Wednesday, October 27, 2010
the story of an asshole!
So today at lunch we put our stuff down and shit on our chair as usual so people wouldn't steal it but when we got back my chair was gone. They put my stuff on the table. So I went to the table next to me and said I'm stealing this chair and this asshole runs up to me screams NO and grabs the chair out of my hand .. so I'm like DAMN ASSHOLE! .. so after a few minutes Eeman got me a chair from the janitor. I sat down and was explaining the story to Jeannine but instead of using his name just said asshole. Then Eeman said really loud "ASSHOLE" and this guy turns around stands up and screams and walks to the table, in which he grabs my chair while I'm sitting on it.

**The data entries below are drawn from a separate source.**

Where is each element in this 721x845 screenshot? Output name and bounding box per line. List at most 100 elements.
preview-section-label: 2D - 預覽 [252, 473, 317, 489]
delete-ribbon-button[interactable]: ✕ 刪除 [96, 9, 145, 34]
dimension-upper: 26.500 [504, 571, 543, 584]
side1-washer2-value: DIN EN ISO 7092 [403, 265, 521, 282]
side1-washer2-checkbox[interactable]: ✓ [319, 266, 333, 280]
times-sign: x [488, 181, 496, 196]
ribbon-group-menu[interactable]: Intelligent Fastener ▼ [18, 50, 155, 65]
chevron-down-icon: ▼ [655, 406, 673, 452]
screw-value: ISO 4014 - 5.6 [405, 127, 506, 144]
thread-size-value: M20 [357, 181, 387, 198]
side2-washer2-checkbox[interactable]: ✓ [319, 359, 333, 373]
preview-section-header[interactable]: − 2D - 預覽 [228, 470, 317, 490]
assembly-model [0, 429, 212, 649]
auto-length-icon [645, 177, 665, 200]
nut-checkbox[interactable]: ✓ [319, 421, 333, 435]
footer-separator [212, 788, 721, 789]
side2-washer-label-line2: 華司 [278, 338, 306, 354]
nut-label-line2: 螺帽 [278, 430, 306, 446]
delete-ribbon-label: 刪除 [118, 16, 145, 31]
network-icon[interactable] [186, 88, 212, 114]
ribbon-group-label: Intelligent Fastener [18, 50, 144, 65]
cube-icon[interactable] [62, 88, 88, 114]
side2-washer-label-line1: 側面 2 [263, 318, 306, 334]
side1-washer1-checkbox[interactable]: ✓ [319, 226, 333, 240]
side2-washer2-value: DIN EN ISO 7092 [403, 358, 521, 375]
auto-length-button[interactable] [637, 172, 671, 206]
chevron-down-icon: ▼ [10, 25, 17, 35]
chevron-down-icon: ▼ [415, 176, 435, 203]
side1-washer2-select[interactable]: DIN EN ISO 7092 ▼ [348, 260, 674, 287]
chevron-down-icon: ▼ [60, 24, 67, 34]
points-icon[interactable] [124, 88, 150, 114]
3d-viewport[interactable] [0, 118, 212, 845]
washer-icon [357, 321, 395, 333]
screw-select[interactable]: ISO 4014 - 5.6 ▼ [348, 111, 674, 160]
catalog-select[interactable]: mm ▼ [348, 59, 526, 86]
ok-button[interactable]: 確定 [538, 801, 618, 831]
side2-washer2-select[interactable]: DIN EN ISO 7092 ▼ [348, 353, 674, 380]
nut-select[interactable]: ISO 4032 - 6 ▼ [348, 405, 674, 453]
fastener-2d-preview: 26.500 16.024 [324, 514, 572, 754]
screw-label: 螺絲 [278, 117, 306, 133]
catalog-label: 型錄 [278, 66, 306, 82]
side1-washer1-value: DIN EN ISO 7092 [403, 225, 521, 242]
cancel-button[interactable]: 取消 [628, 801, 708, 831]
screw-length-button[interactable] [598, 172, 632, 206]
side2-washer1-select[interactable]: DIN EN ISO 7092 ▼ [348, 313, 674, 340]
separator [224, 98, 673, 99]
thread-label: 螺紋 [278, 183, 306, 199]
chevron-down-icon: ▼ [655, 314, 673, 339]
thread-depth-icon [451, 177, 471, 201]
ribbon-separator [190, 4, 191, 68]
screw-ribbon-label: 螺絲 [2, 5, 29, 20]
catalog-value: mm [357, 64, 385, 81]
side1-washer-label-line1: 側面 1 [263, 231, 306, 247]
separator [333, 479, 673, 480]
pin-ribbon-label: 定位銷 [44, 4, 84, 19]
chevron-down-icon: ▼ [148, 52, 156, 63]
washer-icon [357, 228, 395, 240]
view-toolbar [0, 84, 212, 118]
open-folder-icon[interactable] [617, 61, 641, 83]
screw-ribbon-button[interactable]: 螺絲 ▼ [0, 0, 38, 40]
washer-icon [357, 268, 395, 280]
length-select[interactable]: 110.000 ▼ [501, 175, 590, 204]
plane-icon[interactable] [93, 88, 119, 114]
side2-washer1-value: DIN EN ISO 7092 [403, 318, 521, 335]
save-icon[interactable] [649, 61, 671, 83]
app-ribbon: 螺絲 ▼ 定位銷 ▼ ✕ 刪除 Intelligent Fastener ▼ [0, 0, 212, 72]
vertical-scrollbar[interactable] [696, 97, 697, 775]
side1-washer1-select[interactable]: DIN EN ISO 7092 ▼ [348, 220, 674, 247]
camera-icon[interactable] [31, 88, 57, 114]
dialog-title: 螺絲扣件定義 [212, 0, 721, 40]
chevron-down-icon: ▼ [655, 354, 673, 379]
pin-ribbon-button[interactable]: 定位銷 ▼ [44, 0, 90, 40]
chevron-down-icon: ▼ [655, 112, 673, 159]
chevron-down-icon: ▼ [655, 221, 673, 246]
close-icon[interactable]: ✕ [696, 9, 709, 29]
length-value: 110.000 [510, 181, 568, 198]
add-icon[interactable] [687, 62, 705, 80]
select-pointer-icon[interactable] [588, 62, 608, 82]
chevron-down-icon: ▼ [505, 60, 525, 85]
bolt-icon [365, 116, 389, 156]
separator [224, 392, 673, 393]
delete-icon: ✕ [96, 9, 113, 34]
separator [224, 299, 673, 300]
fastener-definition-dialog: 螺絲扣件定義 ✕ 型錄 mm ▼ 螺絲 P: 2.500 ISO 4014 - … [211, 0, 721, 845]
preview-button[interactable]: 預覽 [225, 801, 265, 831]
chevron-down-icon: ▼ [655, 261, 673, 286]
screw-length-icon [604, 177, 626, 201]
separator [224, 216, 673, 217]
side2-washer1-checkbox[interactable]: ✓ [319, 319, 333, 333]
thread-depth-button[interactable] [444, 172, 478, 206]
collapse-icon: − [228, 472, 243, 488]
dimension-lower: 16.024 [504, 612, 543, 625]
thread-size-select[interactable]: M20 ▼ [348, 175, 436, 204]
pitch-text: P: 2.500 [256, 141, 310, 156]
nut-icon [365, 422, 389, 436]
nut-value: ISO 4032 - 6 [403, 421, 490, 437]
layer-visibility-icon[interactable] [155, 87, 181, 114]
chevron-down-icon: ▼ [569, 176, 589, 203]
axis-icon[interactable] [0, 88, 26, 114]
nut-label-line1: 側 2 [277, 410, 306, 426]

So i get up and i rip it out of his hands saying "ARE YOU SERIOUS!!?!?" hes like "bitch stop calling me asshole!" I was like "oh hell no! imaa call you whatever I want" and hes like " Bitch stop being full of yourself, you whore!" then decided to sit down cause i scared him, so i turned around with a fight bitch face on and said "at least I'm hot enough to be a whore!... ASSHOLE!" .... this shits going down .. last time he tries to get in my way again .. wat a dumb ass! he didnt stand a fucken chance against me!!! <3
Wednesday, October 13, 2010
stress
Stress would be the word that I would choose to describe my life today. This year, this month, this day, its all stress. I'm sick, have math (i need to pass), ACT's next week, college shit, and I'm falling for him again. No I can't fall, he still loves sarah. God why am i even writing about this? I know no one reads this, but still I shouldnt love him. After all hes the one who hurts hurt me, but hes also the one who fixed me, the one who when I kiss everything feels perfect, and when I'm in his arms, I feel safe. Maybe Love just is avoiding me? I mean how could I feel so much for one person, when they hardly feel the same about me? Thats just pathetic. I gave liz permission to go out with bobby whose my ex. I don't feel bad about it at all, I'm just worried that it will change things. Ever since she and him started dating (this past week) I feel like shes hardly talked to me, but I think maybe I'm just being paranoid. I just .. maybe won't txt her till she texts me just incase and well .. i guess we'll get to see how long it takes her to notice ive crawled into a corner. Ive been feeling all alone as it is :/ I don't know what to do with myself anymore. I dont want to be sad, I want to be happy and feel loved and shit. Maybe, am I trying too hard? I have no idea, all i know is that I love things I shouldn't and feel things I shouldn't :x
Wednesday, October 6, 2010
senior year sucks tyduygikuhiu
I just got back from london and scotland (which was amazing), but to be with my mom for that long, I'm going crazy. And apparently every one has decided to yell at me for no reason .. which is just great. I feel numb, hopeless, hurt, broken, a failure, i feel like I'm drowning. Like I want to punch something cause cutting isn't even an option anymore. Sarah and John broke up .. which is .. idk .. i want to make sure hes ok and everything and he deserves better than sarah definately. But I also know hes my type, he fixed me before Liz, he was the only person I told about cutting and showed them scars and felt comfortable with him after only a week or two of meeting him. Hes amazing and I don't really know how I feel right now .. I could go for it and just see what happens . but that could ruin our friendship ,.. or i could just do nothing. But either way Imma wait a lil bit because hes going through stuff right now. I'm failing every class as of right now. Every class .. how the fuck does one person accomplish all of that? I'm a failure, and my nose is big. Last night I woke up at 4 am to blood all over my arm, face, sheets. Turns out it was a horrible nose bleed .. scared me .. triggered me to cutting, but i refuse .. i wont do it .. i want to be sane, clean, healthy for the people around me. But now I'm not suicidal or anything, but what does it matter if im here ... would anyone but lizz really be effected? i mean john and i are best friends, but i probably love him more than he loves me .. so would anyone care ? or would people all pretend to care because you know people want to have known the person who died ... to be recognized and sympathized. Sarah is not my friend anymore .. but she did tell me one important thing .. dont let senior year get the best of you .. but thats exactly wats going on .. she told me not to, but she never told me how.
im breaking .. and no one even notices .. no one cares.
im breaking .. and no one even notices .. no one cares.